The news: The Consumer Financial Protection Bureau (CFPB) offered some clarity for its interpretive rule that would treat BNPL loans like credit cards, per a CFPB blog post.

The FAQs are a direct response to questions the CFPB received from meetings with BNPL providers and comments submitted to the agency.

Here’s what the FAQs clarified:

Defining BNPL products

  • The interpretive rule only applies to Pay in 4 BNPL loans. Other BNPL loans, however, may be covered by other parts of Regulation Z, which governs lending.
  • The CFPB defines Pay in 4 as closed-end installment loans made to buy goods and services. They must also be payable in four installments and cannot incur interest or other finance charges.

This leaves a lot of open-ended questions, as many BNPL loans no longer fit this criteria.

  • A lot of BNPL loans incur interest: 75% of Affirm’s volume came from interest-bearing installments in its fiscal Q4 2024 (ended June 30).
  • BNPL fintechs like Affirm and Klarna have also been rolling out plans with differing lengths: In June, Affirm added Pay in 2 and Pay in 30, for example.

How to handle periodic statements

  • Providers must mail or deliver a periodic statement for every billing cycle in which the consumer has a debt or credit balance of more than $1.
  • They can choose the length of their billing cycles, but they must be equal in length and no longer than a quarter of a year.
  • Providers can either treat each BNPL loan as a separate credit account with their own statements, or they can treat multiple BNPL loans as a single, multi-featured credit account with a single statement.

This flexibility is a win for BNPL players. Affirm had argued that treating each BNPL transaction as a new line of credit could end up confusing consumers.

What is considered a late payment

  • Payments received within 14 calendar days after mailing or delivery of the periodic statement cannot be considered late.
  • Consumers with a late payment can incur late fees and face delinquent credit reporting, going to collection, or terminating benefits.

This differs from how some providers handle late payments. Klarna, for example, charges a late fee if a payment is more than 10 days late. Extending this time frame could eat into Klarna’s revenues.

Unanswered question: The CFPB didn’t directly address Klarna’s concerns about dispute periods.
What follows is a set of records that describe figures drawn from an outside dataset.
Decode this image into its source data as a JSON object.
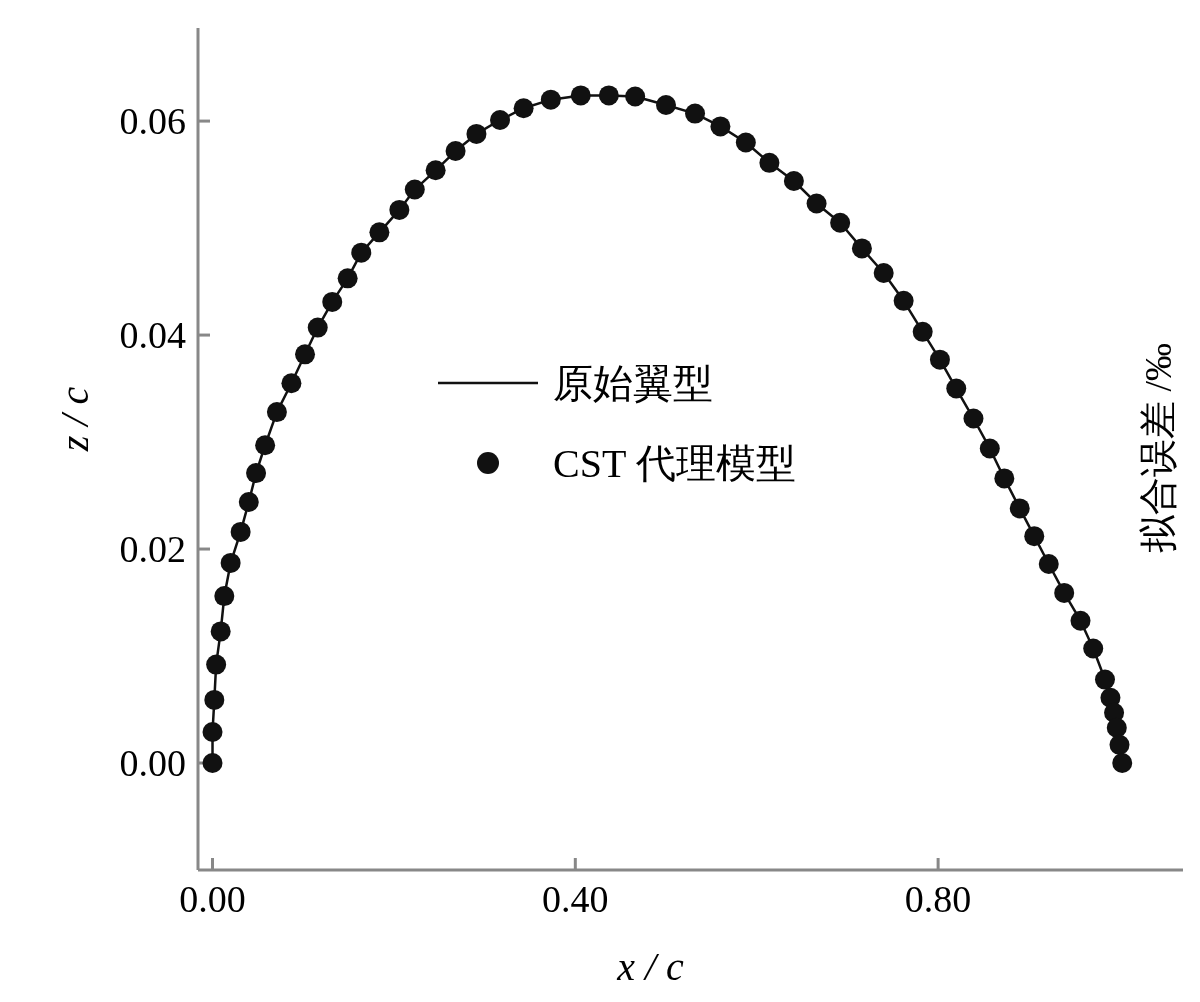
{
  "chart_data": {
    "type": "line",
    "xlabel": "x / c",
    "ylabel": "z / c",
    "y2label": "拟合误差 /‰",
    "xlim": [
      -0.016,
      1.07
    ],
    "ylim": [
      -0.01,
      0.0687
    ],
    "xticks": [
      {
        "value": 0,
        "label": "0.00"
      },
      {
        "value": 0.4,
        "label": "0.40"
      },
      {
        "value": 0.8,
        "label": "0.80"
      }
    ],
    "yticks": [
      {
        "value": 0,
        "label": "0.00"
      },
      {
        "value": 0.02,
        "label": "0.02"
      },
      {
        "value": 0.04,
        "label": "0.04"
      },
      {
        "value": 0.06,
        "label": "0.06"
      }
    ],
    "x": [
      0,
      0,
      0.002,
      0.004,
      0.009,
      0.013,
      0.02,
      0.031,
      0.04,
      0.048,
      0.058,
      0.071,
      0.087,
      0.102,
      0.116,
      0.132,
      0.149,
      0.164,
      0.184,
      0.206,
      0.223,
      0.246,
      0.268,
      0.291,
      0.317,
      0.343,
      0.373,
      0.406,
      0.437,
      0.466,
      0.5,
      0.532,
      0.56,
      0.588,
      0.614,
      0.641,
      0.666,
      0.692,
      0.716,
      0.74,
      0.762,
      0.783,
      0.802,
      0.82,
      0.839,
      0.857,
      0.873,
      0.89,
      0.906,
      0.922,
      0.939,
      0.957,
      0.971,
      0.984,
      0.99,
      0.994,
      0.997,
      1.0,
      1.003
    ],
    "series": [
      {
        "name": "原始翼型",
        "color": "#111111",
        "values": [
          0,
          0.0029,
          0.0059,
          0.0092,
          0.0123,
          0.0156,
          0.0187,
          0.0216,
          0.0244,
          0.0271,
          0.0297,
          0.0328,
          0.0355,
          0.0382,
          0.0407,
          0.0431,
          0.0453,
          0.0477,
          0.0496,
          0.0517,
          0.0536,
          0.0554,
          0.0572,
          0.0588,
          0.0601,
          0.0612,
          0.062,
          0.0624,
          0.0624,
          0.0623,
          0.0615,
          0.0607,
          0.0595,
          0.058,
          0.0561,
          0.0544,
          0.0523,
          0.0505,
          0.0481,
          0.0458,
          0.0432,
          0.0403,
          0.0377,
          0.035,
          0.0322,
          0.0294,
          0.0266,
          0.0238,
          0.0212,
          0.0186,
          0.0159,
          0.0133,
          0.0107,
          0.0078,
          0.0061,
          0.0047,
          0.0033,
          0.0017,
          0
        ]
      },
      {
        "name": "CST 代理模型",
        "type": "scatter",
        "color": "#111111",
        "values": [
          0,
          0.0029,
          0.0059,
          0.0092,
          0.0123,
          0.0156,
          0.0187,
          0.0216,
          0.0244,
          0.0271,
          0.0297,
          0.0328,
          0.0355,
          0.0382,
          0.0407,
          0.0431,
          0.0453,
          0.0477,
          0.0496,
          0.0517,
          0.0536,
          0.0554,
          0.0572,
          0.0588,
          0.0601,
          0.0612,
          0.062,
          0.0624,
          0.0624,
          0.0623,
          0.0615,
          0.0607,
          0.0595,
          0.058,
          0.0561,
          0.0544,
          0.0523,
          0.0505,
          0.0481,
          0.0458,
          0.0432,
          0.0403,
          0.0377,
          0.035,
          0.0322,
          0.0294,
          0.0266,
          0.0238,
          0.0212,
          0.0186,
          0.0159,
          0.0133,
          0.0107,
          0.0078,
          0.0061,
          0.0047,
          0.0033,
          0.0017,
          0
        ]
      }
    ],
    "legend": "center"
  }
}
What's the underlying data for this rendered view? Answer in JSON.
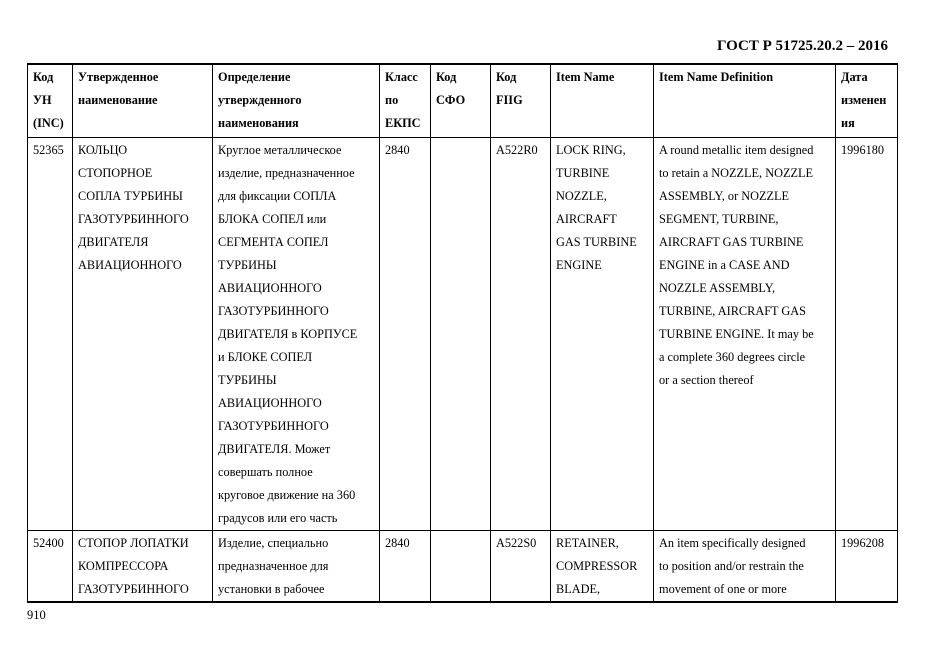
{
  "header": {
    "standard": "ГОСТ Р 51725.20.2 – 2016"
  },
  "table": {
    "columns": [
      "Код\nУН\n(INC)",
      "Утвержденное\nнаименование",
      "Определение\nутвержденного\nнаименования",
      "Класс\nпо\nЕКПС",
      "Код\nСФО",
      "Код\nFIIG",
      "Item Name",
      "Item Name Definition",
      "Дата\nизменен\nия"
    ],
    "rows": [
      [
        "52365",
        "КОЛЬЦО\nСТОПОРНОЕ\nСОПЛА ТУРБИНЫ\nГАЗОТУРБИННОГО\nДВИГАТЕЛЯ\nАВИАЦИОННОГО",
        "Круглое металлическое\nизделие, предназначенное\nдля фиксации СОПЛА\nБЛОКА СОПЕЛ или\nСЕГМЕНТА СОПЕЛ\nТУРБИНЫ\nАВИАЦИОННОГО\nГАЗОТУРБИННОГО\nДВИГАТЕЛЯ в КОРПУСЕ\nи БЛОКЕ СОПЕЛ\nТУРБИНЫ\nАВИАЦИОННОГО\nГАЗОТУРБИННОГО\nДВИГАТЕЛЯ. Может\nсовершать полное\nкруговое движение на 360\nградусов или его часть",
        "2840",
        "",
        "A522R0",
        "LOCK RING,\nTURBINE\nNOZZLE,\nAIRCRAFT\nGAS TURBINE\nENGINE",
        "A round metallic item designed\nto retain a NOZZLE, NOZZLE\nASSEMBLY, or NOZZLE\nSEGMENT, TURBINE,\nAIRCRAFT GAS TURBINE\nENGINE in a CASE AND\nNOZZLE ASSEMBLY,\nTURBINE, AIRCRAFT GAS\nTURBINE ENGINE. It may be\na complete 360 degrees circle\nor a section thereof",
        "1996180"
      ],
      [
        "52400",
        "СТОПОР ЛОПАТКИ\nКОМПРЕССОРА\nГАЗОТУРБИННОГО",
        "Изделие, специально\nпредназначенное для\nустановки в рабочее",
        "2840",
        "",
        "A522S0",
        "RETAINER,\nCOMPRESSOR\nBLADE,",
        "An item specifically designed\nto position and/or restrain the\nmovement of one or more",
        "1996208"
      ]
    ]
  },
  "footer": {
    "page_number": "910"
  }
}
  • Providers just have two billing cycles to handle a dispute. A 14-day billing cycle would mean BNPL firms have less than half the time to address disputes as credit card companies.
  • This could lead BNPL providers to extend their billing cycles—which could also give consumers even longer to avoid late fees.

Our take: While some of these clarifications are a win for providers, other aspects could eat into BNPL player’s revenues.

They will need to lean into their non-Pay in 4 products and services like Pay Now or push affiliate marketing to keep up their revenues.